Re: [PATCH v1] io_uring/register.c: fix NULL pointer dereference in io_register_resize_rings
From: Linus Torvalds
Date: Mon Mar 09 2026 - 15:04:06 EST
On Mon, 9 Mar 2026 at 11:35, Jens Axboe <axboe@xxxxxxxxx> wrote:
>
> --- a/io_uring/register.c
> +++ b/io_uring/register.c
> @@ -575,6 +575,7 @@ static int io_register_resize_rings(struct io_ring_ctx *ctx, void __user *arg)
> * ctx->mmap_lock as well. Likewise, hold the completion lock over the
> * duration of the actual swap.
> */
> + smp_store_release(&ctx->in_resize, 1);
> mutex_lock(&ctx->mmap_lock);
> spin_lock(&ctx->completion_lock);
The store-release doesn't actually make sense here. It just says "this
store is visible after all previous stores".
It can still be delayed arbitraritly, and migrate down into the locked
regions, and be visible to other cpus much later.
On x86, getting a lock will be a full memory barrier, but that's not
true everywhere else: locks keep things *inside* the locked region
inside the lock, but don't stop things *outside* the locked region
from moving into it.
End result: the smp_store_release does nothing. You should use a write
barrier (or a smp_store_mb(), but that's expensive).
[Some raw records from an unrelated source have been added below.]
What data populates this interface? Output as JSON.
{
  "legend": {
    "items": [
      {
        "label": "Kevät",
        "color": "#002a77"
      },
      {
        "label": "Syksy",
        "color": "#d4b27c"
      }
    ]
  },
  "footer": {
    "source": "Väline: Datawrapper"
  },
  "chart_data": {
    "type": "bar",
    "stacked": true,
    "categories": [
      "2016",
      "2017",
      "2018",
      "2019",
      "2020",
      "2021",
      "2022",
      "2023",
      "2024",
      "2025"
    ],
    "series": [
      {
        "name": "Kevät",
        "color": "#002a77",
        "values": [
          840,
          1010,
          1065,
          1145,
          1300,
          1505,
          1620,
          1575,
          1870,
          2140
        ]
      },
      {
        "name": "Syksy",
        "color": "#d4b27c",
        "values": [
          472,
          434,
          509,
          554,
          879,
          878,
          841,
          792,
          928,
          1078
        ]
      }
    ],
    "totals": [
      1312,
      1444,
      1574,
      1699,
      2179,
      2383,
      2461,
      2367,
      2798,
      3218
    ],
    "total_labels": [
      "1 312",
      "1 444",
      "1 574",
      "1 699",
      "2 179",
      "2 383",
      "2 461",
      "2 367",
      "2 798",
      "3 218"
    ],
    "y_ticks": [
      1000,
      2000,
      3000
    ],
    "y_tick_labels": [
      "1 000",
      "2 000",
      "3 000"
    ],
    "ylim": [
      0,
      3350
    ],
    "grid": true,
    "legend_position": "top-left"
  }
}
But even *that* won't work - because the irq can already be running on
another CPU, and maybe it already tested 'in_resize', and saw a zero,
and then did that
atomic_or(IORING_SQ_TASKRUN, &ctx->rings->sq_flags);
afterwards.
> @@ -647,6 +648,7 @@ static int io_register_resize_rings(struct io_ring_ctx *ctx, void __user *arg)
> if (ctx->sq_data)
> io_sq_thread_unpark(ctx->sq_data);
>
> + smp_store_release(&ctx->in_resize, 0);
On the release side, the store_release would make sense - the store is
visible to others after all the other stores are done (including,
obviously, the new 'rings' calue)
But see above. This just doesn't *work*, because the irq - running on
another cpu - will do the flag test and the cts->rings access as two
separate operations.
All these semantics means that 'in_resize' needs to basically be a lock.
You can then use 'trylock()' in irq context *around* the whole
sequence of using ctx->rings, to avoid disabling interrupts.